Prabowo Usulkan Dwi Kewarganegaraan Terbatas untuk Talenta Istimewa, Ini Syarat yang Disiapkan Pemerintah
JAKARTA — Presiden Prabowo Subianto resmi mengusulkan kebijakan dwi kewarganegaraan terbatas bagi WNI bertalenta istimewa. Usulan ini disampaikan saat penyampaian Keterangan Pemerintah atas Rancangan Undang-Undang (RUU) tentang APBN Tahun Anggaran 2027 di Gedung Nusantara, Kompleks Parlemen, Jakarta, Jumat (14/8/2026).
Kebijakan ini dirancang untuk menjembatani diaspora Indonesia yang terpaksa mengambil kewarganegaraan negara lain karena tuntutan karier, keluarga, atau pengabdian profesional di luar negeri.

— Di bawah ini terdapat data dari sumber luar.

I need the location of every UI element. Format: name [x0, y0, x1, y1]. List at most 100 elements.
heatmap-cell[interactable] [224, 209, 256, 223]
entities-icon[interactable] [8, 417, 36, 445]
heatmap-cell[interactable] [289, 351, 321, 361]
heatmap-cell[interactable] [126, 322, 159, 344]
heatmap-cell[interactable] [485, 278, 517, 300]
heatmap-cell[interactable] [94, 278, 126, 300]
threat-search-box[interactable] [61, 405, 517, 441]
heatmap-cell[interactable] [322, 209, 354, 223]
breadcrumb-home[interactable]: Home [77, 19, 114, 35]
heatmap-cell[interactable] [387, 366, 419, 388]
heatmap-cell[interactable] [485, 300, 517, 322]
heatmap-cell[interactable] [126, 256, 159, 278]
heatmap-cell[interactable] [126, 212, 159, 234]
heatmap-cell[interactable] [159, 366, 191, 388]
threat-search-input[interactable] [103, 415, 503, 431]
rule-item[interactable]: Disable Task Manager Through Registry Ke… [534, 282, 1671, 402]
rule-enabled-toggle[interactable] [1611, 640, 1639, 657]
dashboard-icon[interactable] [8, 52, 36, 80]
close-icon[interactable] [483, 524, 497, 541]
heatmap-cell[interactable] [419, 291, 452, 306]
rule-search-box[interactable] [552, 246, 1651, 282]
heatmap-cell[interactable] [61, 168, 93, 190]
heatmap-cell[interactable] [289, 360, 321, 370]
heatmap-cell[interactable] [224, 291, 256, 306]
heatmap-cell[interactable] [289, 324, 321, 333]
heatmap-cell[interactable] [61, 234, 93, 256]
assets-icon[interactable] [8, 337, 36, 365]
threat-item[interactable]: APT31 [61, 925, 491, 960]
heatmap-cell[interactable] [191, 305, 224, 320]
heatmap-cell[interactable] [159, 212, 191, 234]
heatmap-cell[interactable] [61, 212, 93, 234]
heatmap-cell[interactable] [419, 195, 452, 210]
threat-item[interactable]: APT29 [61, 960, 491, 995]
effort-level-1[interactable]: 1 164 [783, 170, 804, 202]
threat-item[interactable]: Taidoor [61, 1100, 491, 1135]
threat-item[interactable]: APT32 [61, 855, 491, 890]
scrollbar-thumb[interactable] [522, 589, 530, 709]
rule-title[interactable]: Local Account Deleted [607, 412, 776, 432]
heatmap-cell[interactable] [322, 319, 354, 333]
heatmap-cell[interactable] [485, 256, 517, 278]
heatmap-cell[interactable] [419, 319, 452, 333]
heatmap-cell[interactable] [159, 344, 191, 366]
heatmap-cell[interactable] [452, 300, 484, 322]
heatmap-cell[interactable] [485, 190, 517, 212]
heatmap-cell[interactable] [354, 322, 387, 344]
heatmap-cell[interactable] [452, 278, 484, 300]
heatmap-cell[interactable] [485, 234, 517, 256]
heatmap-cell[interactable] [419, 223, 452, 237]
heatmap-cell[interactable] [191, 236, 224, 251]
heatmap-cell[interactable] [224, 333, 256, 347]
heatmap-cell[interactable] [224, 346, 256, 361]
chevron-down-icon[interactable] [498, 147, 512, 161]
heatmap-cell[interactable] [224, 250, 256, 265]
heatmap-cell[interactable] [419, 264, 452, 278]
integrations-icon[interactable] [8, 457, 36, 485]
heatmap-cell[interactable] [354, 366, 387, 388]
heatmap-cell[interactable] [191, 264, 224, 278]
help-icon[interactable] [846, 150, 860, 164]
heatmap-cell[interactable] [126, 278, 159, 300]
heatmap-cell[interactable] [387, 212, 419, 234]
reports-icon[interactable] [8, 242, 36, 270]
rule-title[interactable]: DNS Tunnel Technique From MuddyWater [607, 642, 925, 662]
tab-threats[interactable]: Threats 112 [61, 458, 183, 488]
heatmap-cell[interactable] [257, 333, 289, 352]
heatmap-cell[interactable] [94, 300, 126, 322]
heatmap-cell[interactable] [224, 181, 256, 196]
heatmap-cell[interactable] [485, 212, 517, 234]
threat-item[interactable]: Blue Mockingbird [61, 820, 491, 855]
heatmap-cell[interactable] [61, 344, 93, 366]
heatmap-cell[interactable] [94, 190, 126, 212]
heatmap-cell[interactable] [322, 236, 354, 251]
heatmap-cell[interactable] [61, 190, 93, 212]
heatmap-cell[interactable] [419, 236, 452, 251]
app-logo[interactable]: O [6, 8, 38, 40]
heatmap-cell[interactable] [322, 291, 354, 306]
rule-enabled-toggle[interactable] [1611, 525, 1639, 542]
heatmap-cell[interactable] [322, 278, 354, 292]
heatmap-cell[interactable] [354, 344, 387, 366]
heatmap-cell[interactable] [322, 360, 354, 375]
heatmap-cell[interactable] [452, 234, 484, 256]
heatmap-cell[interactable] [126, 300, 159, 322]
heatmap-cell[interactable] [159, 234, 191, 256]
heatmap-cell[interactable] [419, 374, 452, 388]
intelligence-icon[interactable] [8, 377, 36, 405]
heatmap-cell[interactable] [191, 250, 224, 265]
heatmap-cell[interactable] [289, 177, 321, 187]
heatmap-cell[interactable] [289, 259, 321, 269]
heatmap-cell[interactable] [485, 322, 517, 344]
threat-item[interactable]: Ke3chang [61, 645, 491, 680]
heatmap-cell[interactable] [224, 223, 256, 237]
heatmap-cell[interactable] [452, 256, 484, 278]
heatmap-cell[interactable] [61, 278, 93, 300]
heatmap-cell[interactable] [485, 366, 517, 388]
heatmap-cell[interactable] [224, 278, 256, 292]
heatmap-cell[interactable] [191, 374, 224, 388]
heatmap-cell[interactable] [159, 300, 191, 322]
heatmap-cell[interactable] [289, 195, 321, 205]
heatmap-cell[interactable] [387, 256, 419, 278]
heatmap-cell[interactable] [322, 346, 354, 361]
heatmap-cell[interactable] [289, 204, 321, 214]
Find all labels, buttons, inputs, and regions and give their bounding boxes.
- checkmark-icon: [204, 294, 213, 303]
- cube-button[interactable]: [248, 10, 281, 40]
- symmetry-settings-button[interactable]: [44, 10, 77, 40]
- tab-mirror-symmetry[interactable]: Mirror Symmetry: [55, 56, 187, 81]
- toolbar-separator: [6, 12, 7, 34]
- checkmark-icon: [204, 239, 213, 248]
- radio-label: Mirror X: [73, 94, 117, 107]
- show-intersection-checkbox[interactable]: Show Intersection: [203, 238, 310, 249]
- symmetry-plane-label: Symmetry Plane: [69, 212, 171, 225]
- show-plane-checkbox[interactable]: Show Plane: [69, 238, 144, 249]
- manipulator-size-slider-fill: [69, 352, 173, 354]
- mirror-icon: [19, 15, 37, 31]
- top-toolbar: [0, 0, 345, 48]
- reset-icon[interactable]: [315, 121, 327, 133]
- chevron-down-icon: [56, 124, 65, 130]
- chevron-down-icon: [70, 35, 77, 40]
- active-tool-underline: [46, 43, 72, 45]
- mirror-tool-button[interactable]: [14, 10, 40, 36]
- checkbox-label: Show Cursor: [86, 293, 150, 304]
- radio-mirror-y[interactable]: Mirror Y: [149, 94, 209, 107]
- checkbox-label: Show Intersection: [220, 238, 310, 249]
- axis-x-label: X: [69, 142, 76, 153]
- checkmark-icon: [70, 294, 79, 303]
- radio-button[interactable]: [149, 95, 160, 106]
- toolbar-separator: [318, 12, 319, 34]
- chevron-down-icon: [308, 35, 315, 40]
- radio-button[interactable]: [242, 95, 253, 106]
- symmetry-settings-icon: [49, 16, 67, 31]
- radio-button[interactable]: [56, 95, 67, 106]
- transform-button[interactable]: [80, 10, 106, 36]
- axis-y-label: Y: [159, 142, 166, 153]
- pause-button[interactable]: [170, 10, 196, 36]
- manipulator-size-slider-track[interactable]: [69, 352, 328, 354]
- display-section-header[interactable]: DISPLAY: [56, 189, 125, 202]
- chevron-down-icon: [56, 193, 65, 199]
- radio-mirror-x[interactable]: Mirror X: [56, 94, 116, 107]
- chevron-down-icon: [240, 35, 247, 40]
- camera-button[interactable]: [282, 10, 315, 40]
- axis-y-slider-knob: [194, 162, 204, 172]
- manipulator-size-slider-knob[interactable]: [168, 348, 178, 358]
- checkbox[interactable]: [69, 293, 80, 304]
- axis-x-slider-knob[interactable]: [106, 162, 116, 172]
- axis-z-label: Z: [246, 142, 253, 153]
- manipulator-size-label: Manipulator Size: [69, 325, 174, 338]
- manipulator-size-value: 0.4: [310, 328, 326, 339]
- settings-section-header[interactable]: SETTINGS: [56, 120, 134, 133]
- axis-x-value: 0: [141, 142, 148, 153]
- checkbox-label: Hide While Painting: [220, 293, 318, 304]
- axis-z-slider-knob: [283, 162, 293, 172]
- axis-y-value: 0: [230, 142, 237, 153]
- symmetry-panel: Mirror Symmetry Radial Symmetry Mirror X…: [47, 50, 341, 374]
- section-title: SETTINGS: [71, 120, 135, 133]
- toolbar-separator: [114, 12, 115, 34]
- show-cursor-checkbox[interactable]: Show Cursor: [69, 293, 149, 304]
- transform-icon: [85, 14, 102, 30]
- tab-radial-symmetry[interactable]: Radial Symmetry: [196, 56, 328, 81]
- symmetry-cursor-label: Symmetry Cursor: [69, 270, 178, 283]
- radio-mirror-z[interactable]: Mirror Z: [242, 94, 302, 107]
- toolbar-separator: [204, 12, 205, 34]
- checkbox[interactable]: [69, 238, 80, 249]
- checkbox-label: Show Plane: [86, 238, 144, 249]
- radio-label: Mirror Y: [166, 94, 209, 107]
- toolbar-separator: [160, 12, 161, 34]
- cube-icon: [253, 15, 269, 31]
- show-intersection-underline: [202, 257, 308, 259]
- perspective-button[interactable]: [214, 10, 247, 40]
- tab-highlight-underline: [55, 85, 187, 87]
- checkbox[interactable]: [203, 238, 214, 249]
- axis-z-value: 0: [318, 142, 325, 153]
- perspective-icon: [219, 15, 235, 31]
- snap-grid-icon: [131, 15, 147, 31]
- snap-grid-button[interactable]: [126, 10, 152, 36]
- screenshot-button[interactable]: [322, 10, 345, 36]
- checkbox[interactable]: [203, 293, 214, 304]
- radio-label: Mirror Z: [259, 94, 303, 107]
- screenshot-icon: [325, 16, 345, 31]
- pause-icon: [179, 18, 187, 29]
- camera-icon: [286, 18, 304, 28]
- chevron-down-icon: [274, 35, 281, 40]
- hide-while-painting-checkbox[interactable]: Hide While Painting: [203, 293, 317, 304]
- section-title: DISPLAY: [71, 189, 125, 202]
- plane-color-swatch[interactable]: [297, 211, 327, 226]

Talenta Tertentu yang Dibutuhkan Bangsa
Dalam pidatonya, Prabowo menegaskan bahwa kebijakan ini tidak akan berlaku umum. Hanya individu dengan keahlian spesifik yang dinilai mampu memberikan sumbangan luar biasa bagi kepentingan nasional yang akan dipertimbangkan.
"Hari ini saya sampaikan ke Dewan, saran pemerintah Indonesia, saran kami untuk kita izinkan dwi kewarganegaraan bagi talenta-talenta tertentu yang dibutuhkan oleh bangsa Indonesia," ujar Prabowo.
Mengapa Kebijakan Ini Diajukan Sekarang
Prabowo menyoroti potensi besar diaspora Indonesia yang tersebar di berbagai negara. Banyak dari mereka memiliki keahlian yang dibutuhkan untuk memperkuat pembangunan dan daya saing Indonesia, namun terkendala status kewarganegaraan.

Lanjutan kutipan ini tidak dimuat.